The quality and coverage of real-world data collections are of key importance when used in generating evidence. Active monitoring and follow‑up through a central coordinating point is an effective and viable approach of ensuring good-quality data with high coverage. NICE's real-world evidence framework also provides detailed guidance on assessing the suitability of a real-world data source to answer a specific research question.
4.3 Data to be collected
The following outcomes have been identified for collection through the suggested studies:
Quantitative
-
time from chest X-ray to report
-
time from chest X-ray to CT scan report
-
time from chest X-ray to diagnosis
-
number of chest X-rays reviewed per reviewer and centre per day
-
of those who had a chest X-ray, the number and proportion of people referred to have a chest CT scan
-
grade of NHS staff reviewing and reporting chest X-ray
-
agreement between AI-derived software and clinician review for normal and abnormal interpretation of chest X-ray
-
number and proportion of chest X-rays defined as abnormal confirmed as abnormal by CT
-
number of cancers detected
-
stage of cancer at detection
-
number of cancers missed, that is, those initially not picked up as abnormal, later referred to chest CT in the study period, and any subsequent cancer diagnosis
-
technical failure and rejection rates
-
all training and software implementation costs
-
characteristics of patients, including age, sex, weight and height or body mass index (BMI), and comorbidities such as asthma, scoliosis, interstitial lung disease, chronic obstructive pulmonary disease (COPD), family background of lung cancer or young people who do not smoke.
Qualitative
-
perceived accuracy of the technology in identifying abnormalities
-
perceived appropriateness of image triage
-
perceived impact on speed of review and reporting
-
perceived software's performance for people with underlying conditions and high-risk groups
-
clinician perspective on the use of AI-derived software.
Other information
The company should describe the process for monitoring the performance of the technologies while they are used in clinical practice.

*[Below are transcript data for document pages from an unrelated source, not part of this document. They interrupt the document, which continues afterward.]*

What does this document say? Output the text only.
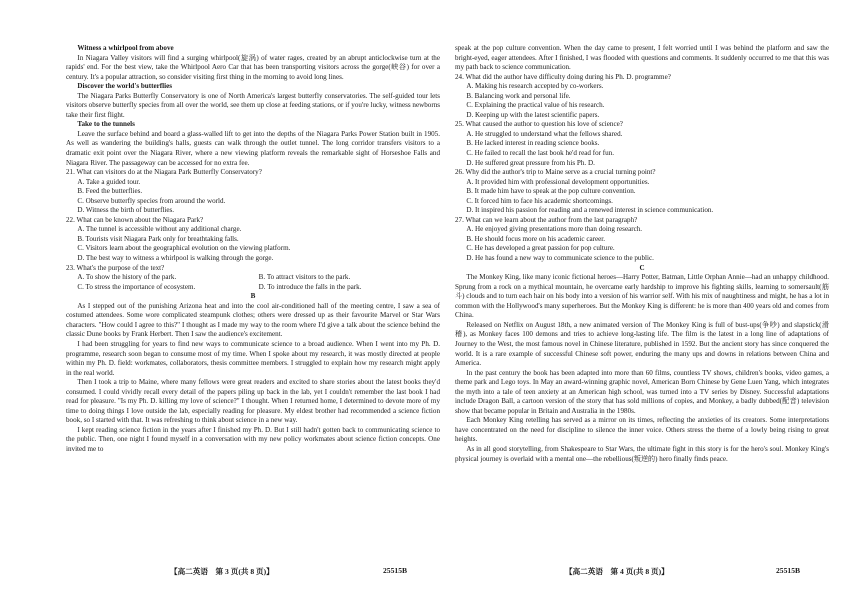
Witness a whirlpool from above

In Niagara Valley visitors will find a surging whirlpool(旋涡) of water rages, created by an abrupt anticlockwise turn at the rapids' end. For the best view, take the Whirlpool Aero Car that has been transporting visitors across the gorge(峡谷) for over a century. It's a popular attraction, so consider visiting first thing in the morning to avoid long lines.

Discover the world's butterflies

The Niagara Parks Butterfly Conservatory is one of North America's largest butterfly conservatories. The self-guided tour lets visitors observe butterfly species from all over the world, see them up close at feeding stations, or if you're lucky, witness newborns take their first flight.

Take to the tunnels

Leave the surface behind and board a glass-walled lift to get into the depths of the Niagara Parks Power Station built in 1905. As well as wandering the building's halls, guests can walk through the outlet tunnel. The long corridor transfers visitors to a dramatic exit point over the Niagara River, where a new viewing platform reveals the remarkable sight of Horseshoe Falls and Niagara River. The passageway can be accessed for no extra fee.

21. What can visitors do at the Niagara Park Butterfly Conservatory?

A. Take a guided tour.

B. Feed the butterflies.

C. Observe butterfly species from around the world.

D. Witness the birth of butterflies.

22. What can be known about the Niagara Park?

A. The tunnel is accessible without any additional charge.

B. Tourists visit Niagara Park only for breathtaking falls.

C. Visitors learn about the geographical evolution on the viewing platform.

D. The best way to witness a whirlpool is walking through the gorge.

23. What's the purpose of the text?

A. To show the history of the park.	B. To attract visitors to the park.
C. To stress the importance of ecosystem.	D. To introduce the falls in the park.

B

As I stepped out of the punishing Arizona heat and into the cool air-conditioned hall of the meeting centre, I saw a sea of costumed attendees. Some wore complicated steampunk clothes; others were dressed up as their favourite Marvel or Star Wars characters. "How could I agree to this?" I thought as I made my way to the room where I'd give a talk about the science behind the classic Dune books by Frank Herbert. Then I saw the audience's excitement.

I had been struggling for years to find new ways to communicate science to a broad audience. When I went into my Ph. D. programme, research soon began to consume most of my time. When I spoke about my research, it was mostly directed at people within my Ph. D. field: workmates, collaborators, thesis committee members. I struggled to explain how my research might apply in the real world.

Then I took a trip to Maine, where many fellows were great readers and excited to share stories about the latest books they'd consumed. I could vividly recall every detail of the papers piling up back in the lab, yet I couldn't remember the last book I had read for pleasure. "Is my Ph. D. killing my love of science?" I thought. When I returned home, I determined to devote more of my time to doing things I love outside the lab, especially reading for pleasure. My eldest brother had recommended a science fiction book, so I started with that. It was refreshing to think about science in a new way.

I kept reading science fiction in the years after I finished my Ph. D. But I still hadn't gotten back to communicating science to the public. Then, one night I found myself in a conversation with my new policy workmates about science fiction concepts. One invited me to

speak at the pop culture convention. When the day came to present, I felt worried until I was behind the platform and saw the bright-eyed, eager attendees. After I finished, I was flooded with questions and comments. It suddenly occurred to me that this was my path back to science communication.

24. What did the author have difficulty doing during his Ph. D. programme?

A. Making his research accepted by co-workers.

B. Balancing work and personal life.

C. Explaining the practical value of his research.

D. Keeping up with the latest scientific papers.

25. What caused the author to question his love of science?

A. He struggled to understand what the fellows shared.

B. He lacked interest in reading science books.

C. He failed to recall the last book he'd read for fun.

D. He suffered great pressure from his Ph. D.

26. Why did the author's trip to Maine serve as a crucial turning point?

A. It provided him with professional development opportunities.

B. It made him have to speak at the pop culture convention.

C. It forced him to face his academic shortcomings.

D. It inspired his passion for reading and a renewed interest in science communication.

27. What can we learn about the author from the last paragraph?

A. He enjoyed giving presentations more than doing research.

B. He should focus more on his academic career.

C. He has developed a great passion for pop culture.

D. He has found a new way to communicate science to the public.

C

The Monkey King, like many iconic fictional heroes—Harry Potter, Batman, Little Orphan Annie—had an unhappy childhood. Sprung from a rock on a mythical mountain, he overcame early hardship to improve his fighting skills, learning to somersault(筋斗) clouds and to turn each hair on his body into a version of his warrior self. With his mix of naughtiness and might, he has a lot in common with the Hollywood's many superheroes. But the Monkey King is different: he is more than 400 years old and comes from China.

Released on Netflix on August 18th, a new animated version of The Monkey King is full of bust-ups(争吵) and slapstick(滑稽), as Monkey faces 100 demons and tries to achieve long-lasting life. The film is the latest in a long line of adaptations of Journey to the West, the most famous novel in Chinese literature, published in 1592. But the ancient story has since conquered the world. It is a rare example of successful Chinese soft power, enduring the many ups and downs in relations between China and America.

In the past century the book has been adapted into more than 60 films, countless TV shows, children's books, video games, a theme park and Lego toys. In May an award-winning graphic novel, American Born Chinese by Gene Luen Yang, which integrates the myth into a tale of teen anxiety at an American high school, was turned into a TV series by Disney. Successful adaptations include Dragon Ball, a cartoon version of the story that has sold millions of copies, and Monkey, a badly dubbed(配音) television show that became popular in Britain and Australia in the 1980s.

Each Monkey King retelling has served as a mirror on its times, reflecting the anxieties of its creators. Some interpretations have concentrated on the need for discipline to silence the inner voice. Others stress the theme of a lowly being rising to great heights.

As in all good storytelling, from Shakespeare to Star Wars, the ultimate fight in this story is for the hero's soul. Monkey King's physical journey is overlaid with a mental one—the rebellious(叛逆的) hero finally finds peace.

【高二英语　第 3 页(共 8 页)】	25515B	【高二英语　第 4 页(共 8 页)】	25515B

See NICE's evidence standards framework for digital health technologies for guidance on post-deployment reporting of changes in performance. This should include:
-
future plans for updating the technology, including how regularly the algorithms are expected to retrain, re-version or change functionality
-
the sources of retraining data, and how the quality of this data will be assessed
-
processes in place for measuring performance over time, to detect any impacts of planned changes or environmental factors that may impact performance
-
processes in place to detect decreasing performance in certain groups of people overtime
-
whether there is an independent overview process for reviewing changes in performance
-
an agreement on how and when changes in performance should be reported and to whom (evaluators, patients, carers and healthcare professionals).
The company should describe any actions taken in the design of the technology to mitigate against algorithmic bias that could lead to unequal impacts between different groups of people.